I used to have so many friends before SzA. I used to see people all the time. Then SzA happened and I stopped seeing people so regularly even though we went to the same college. Now I feel like all I don’t get phone calls or hang out requests from old friends because of that period of 4 years I was untreated that I was very distant. Pity I really wish I had consistent friends now a days. I really need some socializing.
I feel exactly the same. I am in the same situation as you are.
Sza isolates me too.
there was a group of us that hung with some older guys but it was ok, we got on well and we all went to a friends house to play tekken and that, the guy came on to me once but i did not reciprocate, he was ok though.
i got unwell about this time and then we all drifted apart due to leaving school and work etc.

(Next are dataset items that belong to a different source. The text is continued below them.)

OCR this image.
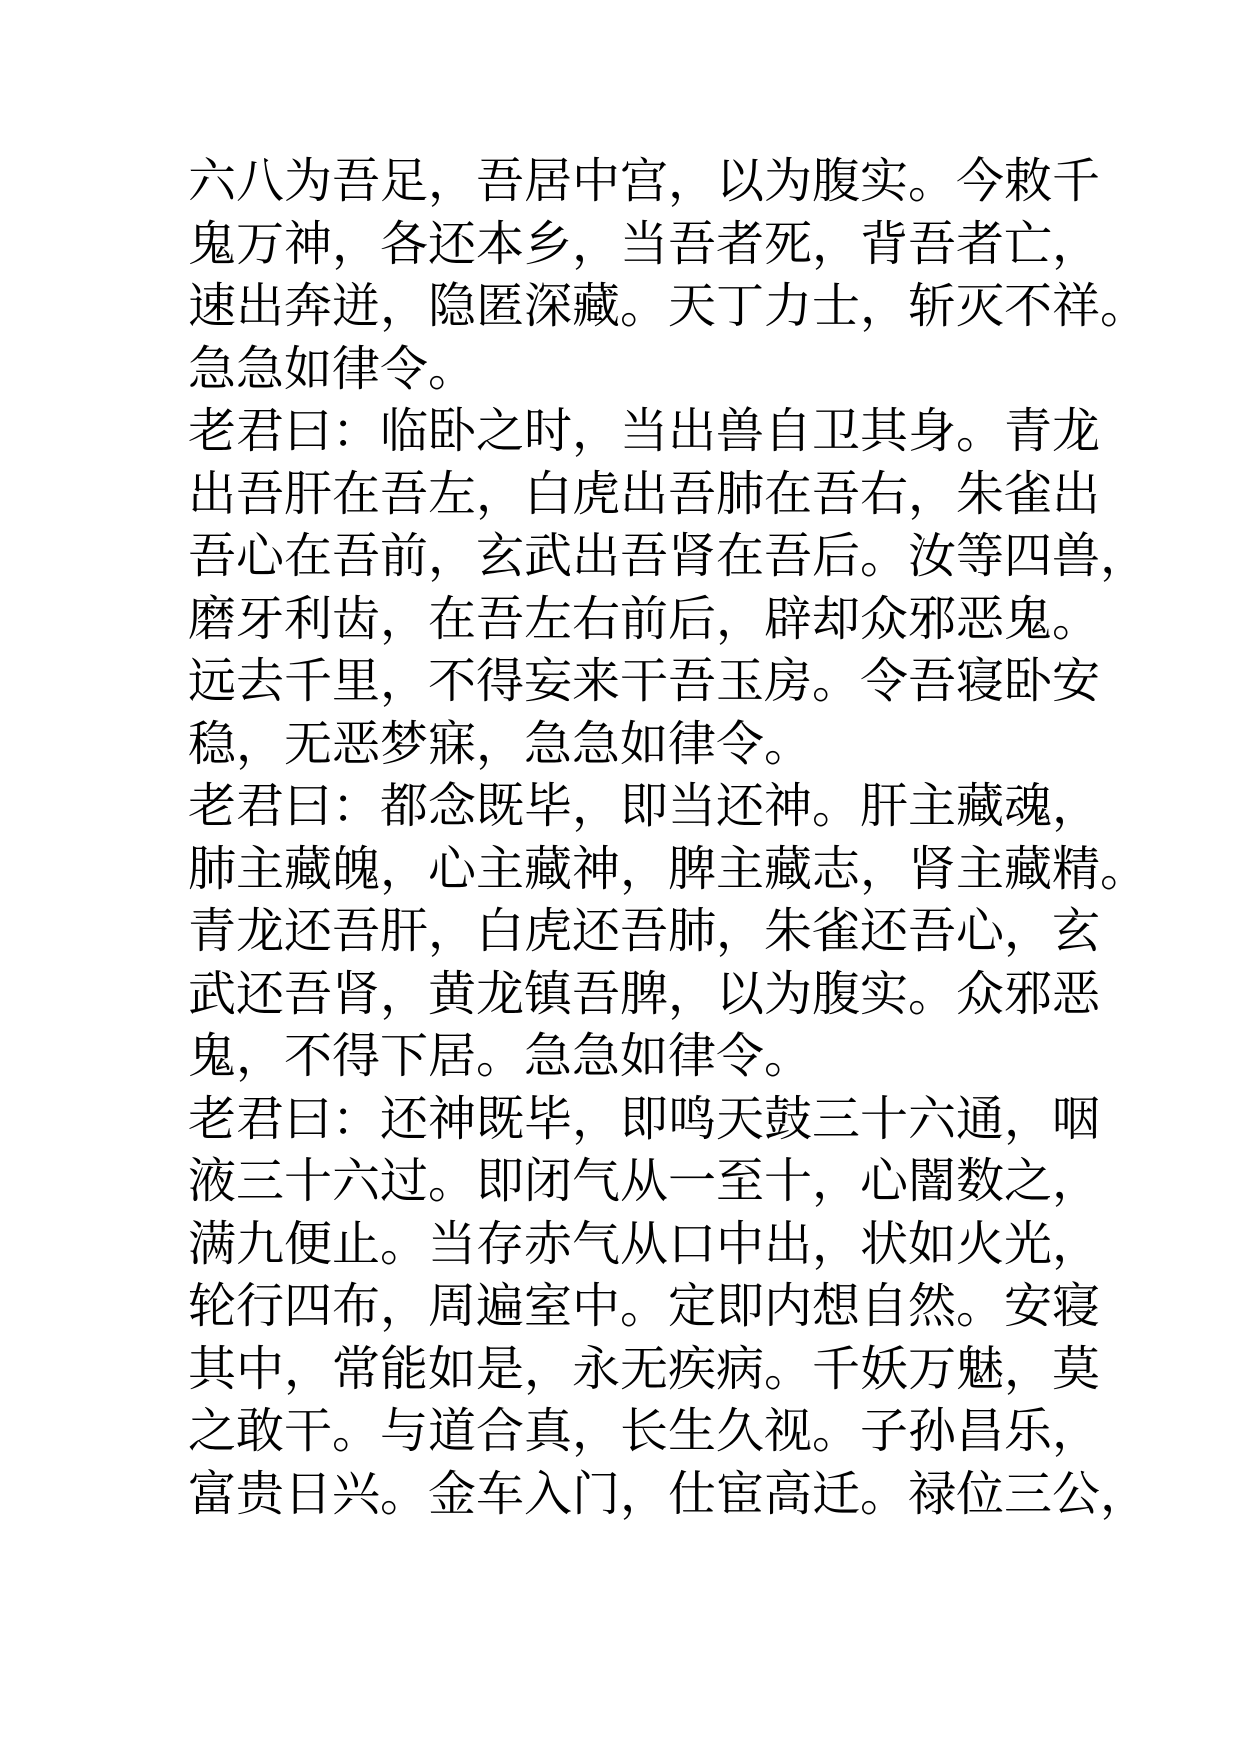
六八为吾足，吾居中宫，以为腹实。今敕千
鬼万神，各还本乡，当吾者死，背吾者亡，
速出奔迸，隐匿深藏。天丁力士，斩灭不祥。
急急如律令。
老君曰：临卧之时，当出兽自卫其身。青龙
出吾肝在吾左，白虎出吾肺在吾右，朱雀出
吾心在吾前，玄武出吾肾在吾后。汝等四兽，
磨牙利齿，在吾左右前后，辟却众邪恶鬼。
远去千里，不得妄来干吾玉房。令吾寝卧安
稳，无恶梦寐，急急如律令。
老君曰：都念既毕，即当还神。肝主藏魂，
肺主藏魄，心主藏神，脾主藏志，肾主藏精。
青龙还吾肝，白虎还吾肺，朱雀还吾心，玄
武还吾肾，黄龙镇吾脾，以为腹实。众邪恶
鬼，不得下居。急急如律令。
老君曰：还神既毕，即鸣天鼓三十六通，咽
液三十六过。即闭气从一至十，心闇数之，
满九便止。当存赤气从口中出，状如火光，
轮行四布，周遍室中。定即内想自然。安寝
其中，常能如是，永无疾病。千妖万魅，莫
之敢干。与道合真，长生久视。子孙昌乐，
富贵日兴。金车入门，仕宦高迁。禄位三公，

My diagnosis was recent (4 years) so I kinda stopped calling my friends a couple years back. Trying now to reconnect with them.
i dont think i will ever reconnect with my friends from that time and tbh i dont really care, i have made new friends and they mean a lot to me
I had mostly drifted away from old friends pre-sz because I had quit drinking and all of my friend still drank a lot and were a threat to me. I really had no friends left to lose at that point. Later on, I realized that the people I drifted away from weren’t really friends anyhow as true friends would have supported me in quitting drinking, not tried to pull me back into the world of booze and bars.
It bothered me then, but not today.
Yes, I did. I had a nice group of friends. There is only one friend (or befriended couple) left from before my becoming ill now. I have been really sad about that… my best friend of before that time, with whom I shared a lot, even lived together for a while, quit contacting me because our friendship was no longer equal. I was sick and needed care, couldn’t be a fun and involved friend anymore. I understand I couldn’t give much in our friendship at that time, because I was only surviving, but still it disappointed me that such a close friend - she was even the first to know I was pregnant, before the father of my child - dumped me because of being ill.
Right now I have got only a few friends and mostly new ones made during my ill years. They were unjudgemental enough to connect and stick with me through hardship. Some of them have got their own troubles too, e.g. one friend is bipolar, so they understand better.
But still sad about the friends I lost. I wish I had more close friends. I’m Always a little jealous of people who are still having the friends that they got to know early in life.